Results: At data cutoff, April 15, 2020, 39 R/R pts started therapy at the RP2D (internal tandem duplications [ITD] only [n=32]; tyrosine kinase domain [TKD] mutation only [n=5]; both TKD and ITD [n=2]). Median age was 63 years (range 23–85) and the majority had an ECOG status of 1–2 (87.2%). Most pts (n=29; 74.4%) had received ≥2 prior lines of therapy, including ≥1 FLT3 TKI (n=25, 64.1%; midostaurin, n=19; sorafenib, n=5; crenolanib, n=1). Twelve pts (30.8%) had prior stem-cell transplant (SCT); 3 (7.7%) had received prior Ven.

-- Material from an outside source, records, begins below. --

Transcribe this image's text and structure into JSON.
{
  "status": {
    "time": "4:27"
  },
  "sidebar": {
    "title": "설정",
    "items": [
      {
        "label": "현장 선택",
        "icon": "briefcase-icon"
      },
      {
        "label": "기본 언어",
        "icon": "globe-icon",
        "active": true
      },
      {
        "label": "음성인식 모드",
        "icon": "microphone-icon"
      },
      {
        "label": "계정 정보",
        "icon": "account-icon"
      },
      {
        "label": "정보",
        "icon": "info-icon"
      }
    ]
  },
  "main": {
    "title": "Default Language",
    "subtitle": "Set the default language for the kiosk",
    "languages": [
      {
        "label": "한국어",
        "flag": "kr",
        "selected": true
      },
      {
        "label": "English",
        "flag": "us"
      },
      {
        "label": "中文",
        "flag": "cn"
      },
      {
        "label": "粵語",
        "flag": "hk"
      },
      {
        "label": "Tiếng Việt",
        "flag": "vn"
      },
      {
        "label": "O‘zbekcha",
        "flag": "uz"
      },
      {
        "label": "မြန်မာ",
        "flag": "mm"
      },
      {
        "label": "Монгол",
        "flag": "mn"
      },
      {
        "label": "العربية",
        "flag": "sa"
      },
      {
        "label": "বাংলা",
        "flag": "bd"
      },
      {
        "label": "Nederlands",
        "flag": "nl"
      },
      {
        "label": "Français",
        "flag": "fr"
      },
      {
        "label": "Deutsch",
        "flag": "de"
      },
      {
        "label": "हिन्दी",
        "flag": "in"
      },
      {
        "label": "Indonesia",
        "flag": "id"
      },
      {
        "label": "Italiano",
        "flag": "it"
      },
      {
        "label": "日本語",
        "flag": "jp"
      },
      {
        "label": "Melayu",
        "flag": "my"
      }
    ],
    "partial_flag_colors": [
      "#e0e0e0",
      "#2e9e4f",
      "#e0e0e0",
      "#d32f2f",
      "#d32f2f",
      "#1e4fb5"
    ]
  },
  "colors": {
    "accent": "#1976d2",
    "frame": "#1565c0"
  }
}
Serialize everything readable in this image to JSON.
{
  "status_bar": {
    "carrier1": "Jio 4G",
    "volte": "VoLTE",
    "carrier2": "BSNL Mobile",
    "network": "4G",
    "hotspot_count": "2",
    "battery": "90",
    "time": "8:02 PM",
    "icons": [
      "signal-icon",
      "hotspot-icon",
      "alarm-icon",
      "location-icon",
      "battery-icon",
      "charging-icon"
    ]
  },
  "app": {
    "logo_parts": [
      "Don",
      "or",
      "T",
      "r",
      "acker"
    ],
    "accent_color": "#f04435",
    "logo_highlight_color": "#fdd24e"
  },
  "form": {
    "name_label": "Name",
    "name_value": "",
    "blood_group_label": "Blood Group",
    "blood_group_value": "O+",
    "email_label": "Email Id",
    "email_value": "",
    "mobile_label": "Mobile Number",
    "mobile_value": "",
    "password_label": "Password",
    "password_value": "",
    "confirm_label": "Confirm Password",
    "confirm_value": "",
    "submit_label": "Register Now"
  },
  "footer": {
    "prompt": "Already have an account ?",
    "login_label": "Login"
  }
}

Grade ≥3 treatment-emergent AEs (TEAEs) were reported in 37 pts (94.9%), and 28 (71.8%) reported serious AEs. The only Grade 3/4 nonhematologic TEAE reported in >20% of pts was febrile neutropenia (48.7%). Four pts (10.3%) experienced a fatal AE, including colitis, disease progression, multiple organ dysfunction syndrome, and bronchopulmonary aspergillosis (all n=1). AEs leading to Ven and Gilt interruptions occurred in 19 pts (48.7%) and 18 pts (46.2%), respectively, and AEs leading to dose reductions occurred in 2 pts (5.1%) for each treatment. Six pts (15.4 %) and 5 pts (12.8%) discontinued Ven and Gilt, respectively, owing to AEs.

mCRc was achieved by 83.8% of pts (n=31/37; Table). With median duration of follow-up of 2.9 (range 0.8−11.0) months in all pts, median event-free survival was 5.1 (95% confidence interval: 2.8, 8.3) months but administrative censoring after short follow-up for a large number of recently enrolled patients limits interpretation; median DOR has not been reached. Eight pts (21.6%), all ITD only, proceeded to SCT. CR + CRh was achieved by 7 pts (18.9%).

Conclusions: Ven plus Gilt achieved a very high overall rate of marrow and blood blast elimination and mCRc rate (84%) in this expansion cohort of heavily pretreated FLT3^mut+ pts, the majority of whom had prior FLT3 TKI exposure. Using similar response assessment criteria, the high mCRc rate here suggests substantially greater antileukemic activity from Ven plus Gilt compared with single-agent Gilt. Cytopenias were prominent but manageable with dose interruption/modification on subsequent cycles. Nonhematologic toxicities were modest, and the combination was well tolerated.